The good news on this insurance problem is the fix to the general liability insurance policy, it is essentially cost-free. The insurance companies that write policies that actually insure category 3 restoration without the glitch shown above, do not charge more for bioremediation work. The policies they sell combine the general liability and contractor’s pollution liability into a single package insurance policy. These insurance packages do not contain the “you cannot be in the biohazard remediation business” exclusion. The higher quality versions of these packaged insurance policies also contain professional liability coverage for the work performed under the IICRC professional standards. That coverage is also provided essentially cost free. Of course a business liability policy that insures a firm for what they do for a living might cost more than one that technically excludes any loss associated with a remediation job site involving a potential of speck of fungus or bacteria. But sometimes the package insurance policies actually cost less than the general liability policies with the bio job site exclusions.
The third challenge with biohazard work is insurance availability. As a result of the toxic mold insurance scare mentioned above, the vast majority of insurance companies have rules that say their underwriters should not insure “fire and water damage restoration firms.”
Today, it is very common to find restoration firms insured as “janitorial” firms or “carpet cleaners.” If the janitorial firm or carpet cleaner goes into the biohazard remediation business, they can trigger the undeniable truth that the insurance company is insuring more than traditional janitorial work. Once recognized, the underwriter following the rules will issue a notice that they will not renew the policy or cancel, or they might cancel the policy mid-term because of a material change in the risk. In either case, that is a black mark with the restoration company that they will live with for the next five years in the insurance underwriting process.
The inquisitive reader may be thinking at this point, “Hey wait a minute I have been doing category 3 water jobs for years, what’s the difference between that and bioremediation work?”
The answer is from a liability insurance coverage point: there is no difference. However, very few people in the insurance business have ever heard of category 3 water and they have no idea what it is; this applies underwriters and claims adjusters alike. Ignorance is bliss. They go on with business as usual without connecting the dots between insurance exclusions for bacteria by definition affecting category 3 water losses. However, even in a blissful state, the fundamental coverage flaw in a restorer’s insurance coverage will still exist. Coverage flaws tend to be discovered in any large claim a contractor might make on their general liability insurance policy. That is not the time to be discovering a fundamental business insurance glitch on the restoration firm.

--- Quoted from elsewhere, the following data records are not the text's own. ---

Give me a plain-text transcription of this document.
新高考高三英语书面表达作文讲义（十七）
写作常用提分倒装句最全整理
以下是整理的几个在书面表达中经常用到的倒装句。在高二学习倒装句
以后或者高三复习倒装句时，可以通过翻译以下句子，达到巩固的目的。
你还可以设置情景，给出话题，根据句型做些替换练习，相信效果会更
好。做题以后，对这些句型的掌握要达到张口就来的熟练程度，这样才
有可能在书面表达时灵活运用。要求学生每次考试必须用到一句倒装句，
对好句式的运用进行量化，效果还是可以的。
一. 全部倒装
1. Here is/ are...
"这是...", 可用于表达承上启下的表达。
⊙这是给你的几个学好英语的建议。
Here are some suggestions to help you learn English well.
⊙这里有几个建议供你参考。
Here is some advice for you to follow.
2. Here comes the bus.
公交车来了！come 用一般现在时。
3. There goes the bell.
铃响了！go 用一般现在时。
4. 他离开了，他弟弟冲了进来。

This potential situation with restricted insurance can easily be avoided by making sure the selected insurance company displays some degree of expertise in the restoration business, as opposed to the cleaning business.
Good insurance for biohazard work is readily available in specialized business insurance packages designed for fire and water damage restoration firms.

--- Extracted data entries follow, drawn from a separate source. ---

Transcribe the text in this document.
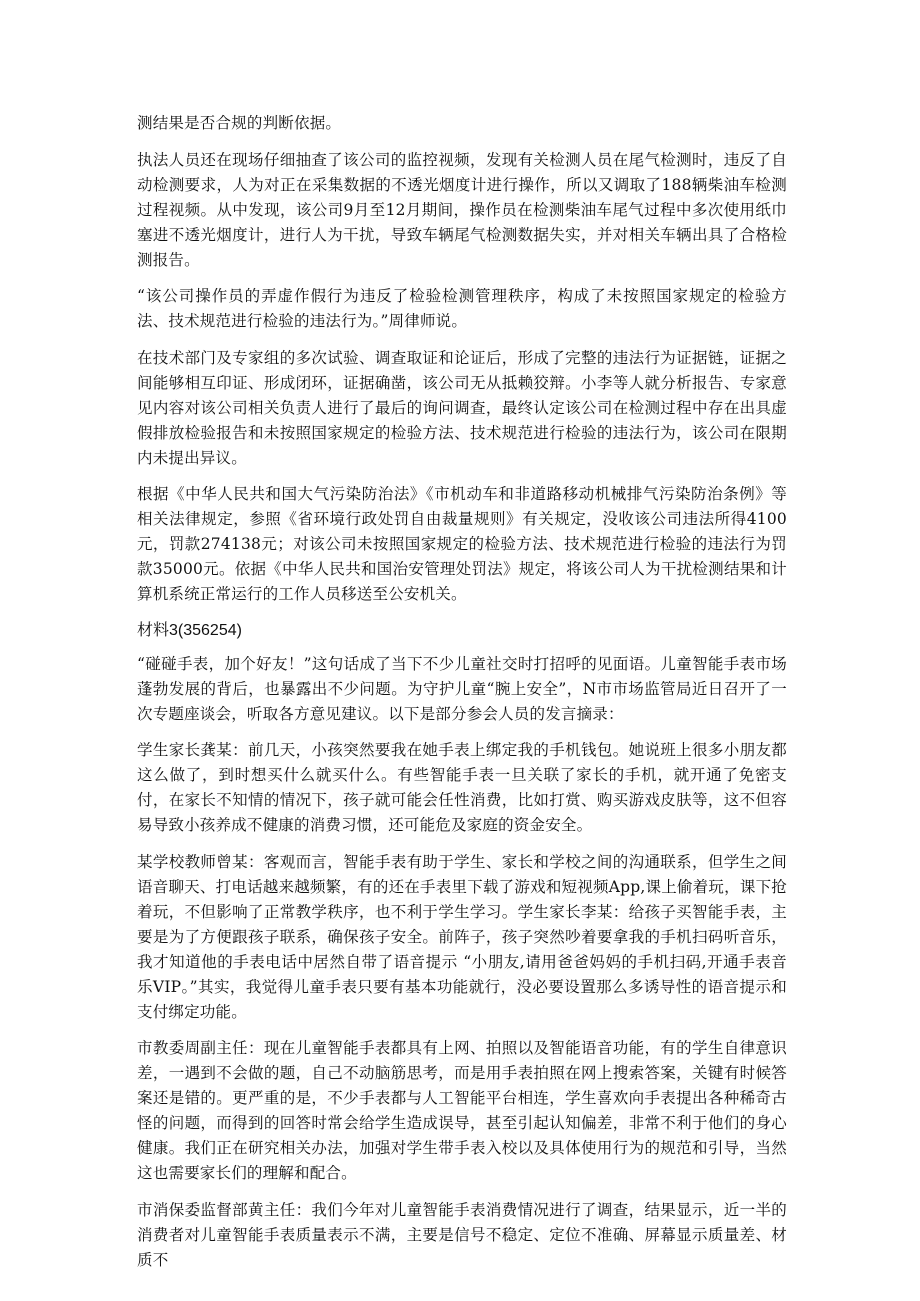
测结果是否合规的判断依据。

执法人员还在现场仔细抽查了该公司的监控视频，发现有关检测人员在尾气检测时，违反了自动检测要求，人为对正在采集数据的不透光烟度计进行操作，所以又调取了188辆柴油车检测过程视频。从中发现，该公司9月至12月期间，操作员在检测柴油车尾气过程中多次使用纸巾塞进不透光烟度计，进行人为干扰，导致车辆尾气检测数据失实，并对相关车辆出具了合格检测报告。

“该公司操作员的弄虚作假行为违反了检验检测管理秩序，构成了未按照国家规定的检验方法、技术规范进行检验的违法行为。”周律师说。

在技术部门及专家组的多次试验、调查取证和论证后，形成了完整的违法行为证据链，证据之间能够相互印证、形成闭环，证据确凿，该公司无从抵赖狡辩。小李等人就分析报告、专家意见内容对该公司相关负责人进行了最后的询问调查，最终认定该公司在检测过程中存在出具虚假排放检验报告和未按照国家规定的检验方法、技术规范进行检验的违法行为，该公司在限期内未提出异议。

根据《中华人民共和国大气污染防治法》《市机动车和非道路移动机械排气污染防治条例》等相关法律规定，参照《省环境行政处罚自由裁量规则》有关规定，没收该公司违法所得4100元，罚款274138元；对该公司未按照国家规定的检验方法、技术规范进行检验的违法行为罚款35000元。依据《中华人民共和国治安管理处罚法》规定，将该公司人为干扰检测结果和计算机系统正常运行的工作人员移送至公安机关。

材料3(356254)

“碰碰手表，加个好友！”这句话成了当下不少儿童社交时打招呼的见面语。儿童智能手表市场蓬勃发展的背后，也暴露出不少问题。为守护儿童“腕上安全”，N市市场监管局近日召开了一次专题座谈会，听取各方意见建议。以下是部分参会人员的发言摘录：

学生家长龚某：前几天，小孩突然要我在她手表上绑定我的手机钱包。她说班上很多小朋友都这么做了，到时想买什么就买什么。有些智能手表一旦关联了家长的手机，就开通了免密支付，在家长不知情的情况下，孩子就可能会任性消费，比如打赏、购买游戏皮肤等，这不但容易导致小孩养成不健康的消费习惯，还可能危及家庭的资金安全。

某学校教师曾某：客观而言，智能手表有助于学生、家长和学校之间的沟通联系，但学生之间语音聊天、打电话越来越频繁，有的还在手表里下载了游戏和短视频App,课上偷着玩，课下抢着玩，不但影响了正常教学秩序，也不利于学生学习。学生家长李某：给孩子买智能手表，主要是为了方便跟孩子联系，确保孩子安全。前阵子，孩子突然吵着要拿我的手机扫码听音乐，我才知道他的手表电话中居然自带了语音提示 “小朋友,请用爸爸妈妈的手机扫码,开通手表音乐VIP。”其实，我觉得儿童手表只要有基本功能就行，没必要设置那么多诱导性的语音提示和支付绑定功能。

市教委周副主任：现在儿童智能手表都具有上网、拍照以及智能语音功能，有的学生自律意识差，一遇到不会做的题，自己不动脑筋思考，而是用手表拍照在网上搜索答案，关键有时候答案还是错的。更严重的是，不少手表都与人工智能平台相连，学生喜欢向手表提出各种稀奇古怪的问题，而得到的回答时常会给学生造成误导，甚至引起认知偏差，非常不利于他们的身心健康。我们正在研究相关办法，加强对学生带手表入校以及具体使用行为的规范和引导，当然这也需要家长们的理解和配合。

市消保委监督部黄主任：我们今年对儿童智能手表消费情况进行了调查，结果显示，近一半的消费者对儿童智能手表质量表示不满，主要是信号不稳定、定位不准确、屏幕显示质量差、材质不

The point of all of this: biohazard work requires special training and risk management protocols. The risks associated with the work are manageable. If a firm has structured their business insurance to address category 3 water without fundamental coverage glitches, that same insurance will allow them to get into the biohazard clean up business. However, nine out of 10 restorers today have problems on their insurance coverage for category 3 water and should not venture into wider bio remediation work without fixing the business insurance coverage glitch for biohazards.
The good news is good quality insurance coverage for biohazard work is readily available today.